In a previous post I implemented a ParallelMap class using the ThreadPool class and some fancy schmancy code. My method ended up looking like this:

  public static IEnumerable<TResult> ParallelMap<TArg, TResult>(
          this IEnumerable<TArg> list,
          Func<TArg, TResult> func)
  {
    List<TResult> result = new List<TResult>();
    using (var resetEvent = new ManualResetEvent(false))
    {
      int count = 0;
      foreach (TArg item in list)
      {
        WaitCallback run =
          n =>
          {
            TResult value = func(item);
            lock (result)
            {
              result.Add(value);
            }
            if (Interlocked.Decrement(ref count) == 0)
            {
              resetEvent.Set();
            }
          };
        Interlocked.Increment(ref count);
        ThreadPool.QueueUserWorkItem(run);
      }
      resetEvent.WaitOne();
    }
    return result;
  }

Well, I have been wanting to play with ParallelFX for a while and after Daniel Moth commented on a blog post the other day I saw his ParallelFX videos and started watching some of them. I then began playing around with some of the code in the latest CTP and rewrote the ParallelMap method above using ParallelFX:

  public static IEnumerable<TResult> ParallelMap<TArg, TResult>(
    this IEnumerable<TArg> list,
    Func<TArg, TResult> func)
  {
    List<TResult> result = new List<TResult>();
    Parallel.ForEach<TArg>(list,
      (TArg n) =>
      {
        TResult val = func(n);
        lock (result)
        {
          result.Add(val);
        }
      });
    return result;
  }

Pretty simple. I use the same method signature as before and I declare my result list, but then all I have to do is call Parallel.ForEach and pass in my list as the first parameter along with a lambda that takes a TArg (I put the type there so that the code is clearer what is being passed in). As you can see in my lambda I am calling my method and getting the result then I add my answer to the result. I still have to lock on the result since this code is being executed in multiple threads.

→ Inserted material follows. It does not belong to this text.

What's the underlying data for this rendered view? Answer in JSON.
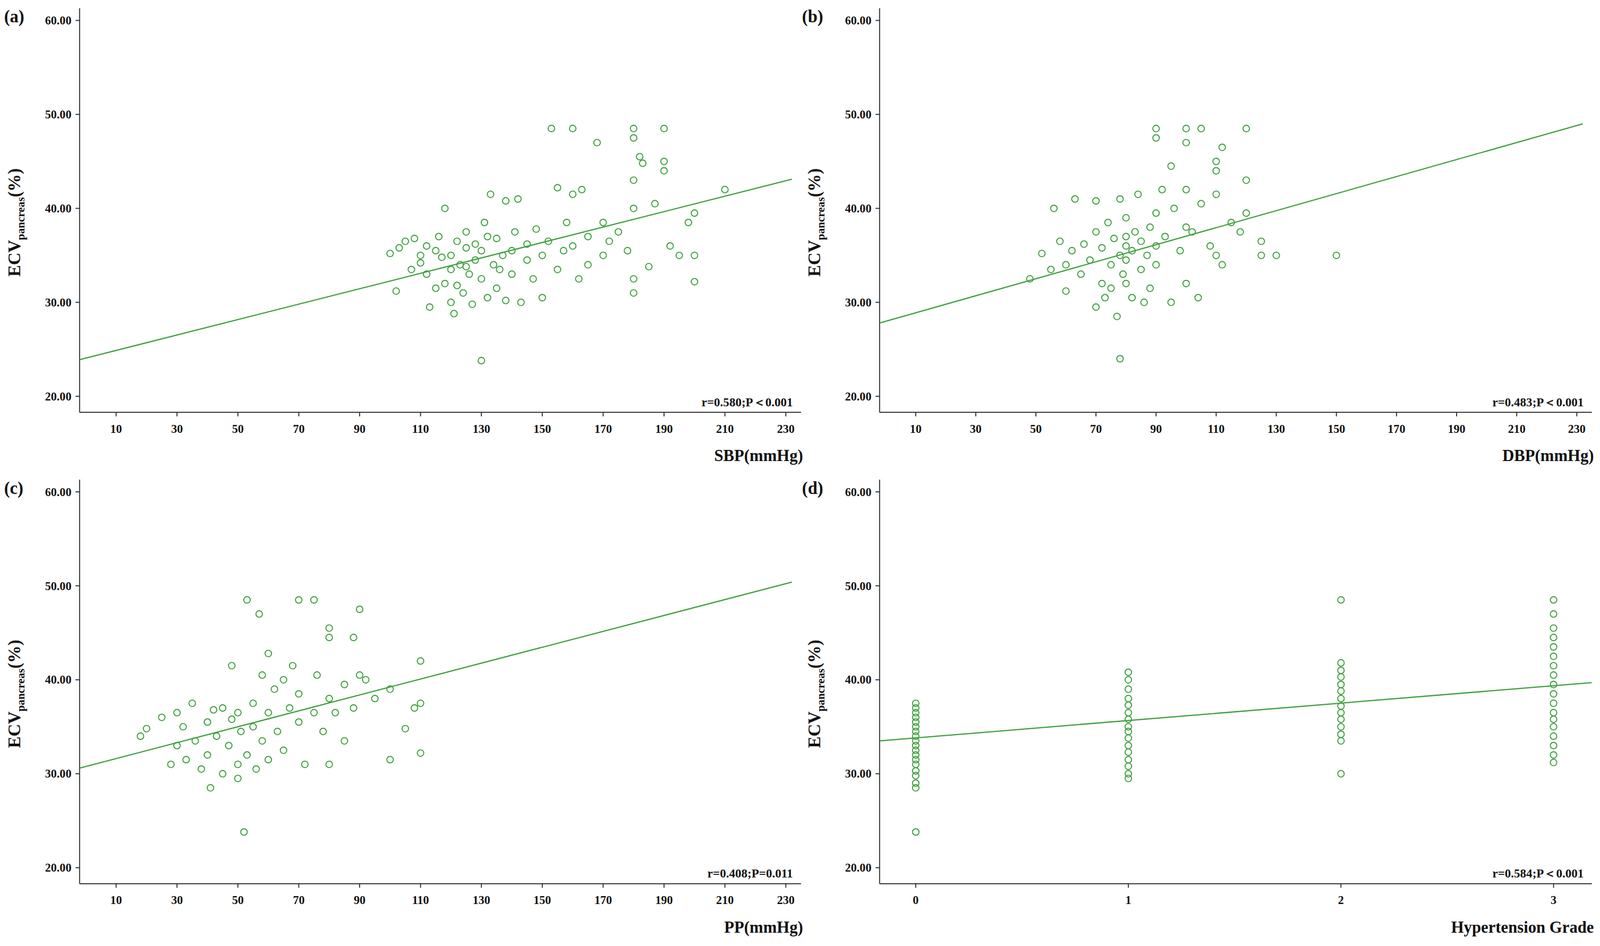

In a later post I implemented a ParallelMap method that maintained order, it was even bigger than the method above and it even required a seperate struct to maintain the index and the item. So, I decided to go ahead and try to rewrite that method using the Parallel Extensions:

  public static IEnumerable<TResult> ParallelMap<TArg, TResult>(
    this IEnumerable<TArg> list,
    Func<TArg, TResult> func)
  {
    TResult[] result = new TResult[list.Count()];
    Parallel.ForEach<TArg>(list,        
      (TArg n, int i) =>
      {
        result[i] = func(n);
      });
    return result;
  }

Wow. If hadn't been writing my earlier post for fun, I would have felt like I wasted a lot of time. :-) I just declare my array instead of a list and then I call Parallel.ForEach and then I change my lambda to take the optional index parameter. This allows me to assign my results to my array in the order that they appeared in the original IEnumerable. Pretty awesome. I'm going to have to play around with the other parts of ParallelFX and hopefully make a few posts on it in the future. Hope you enjoyed!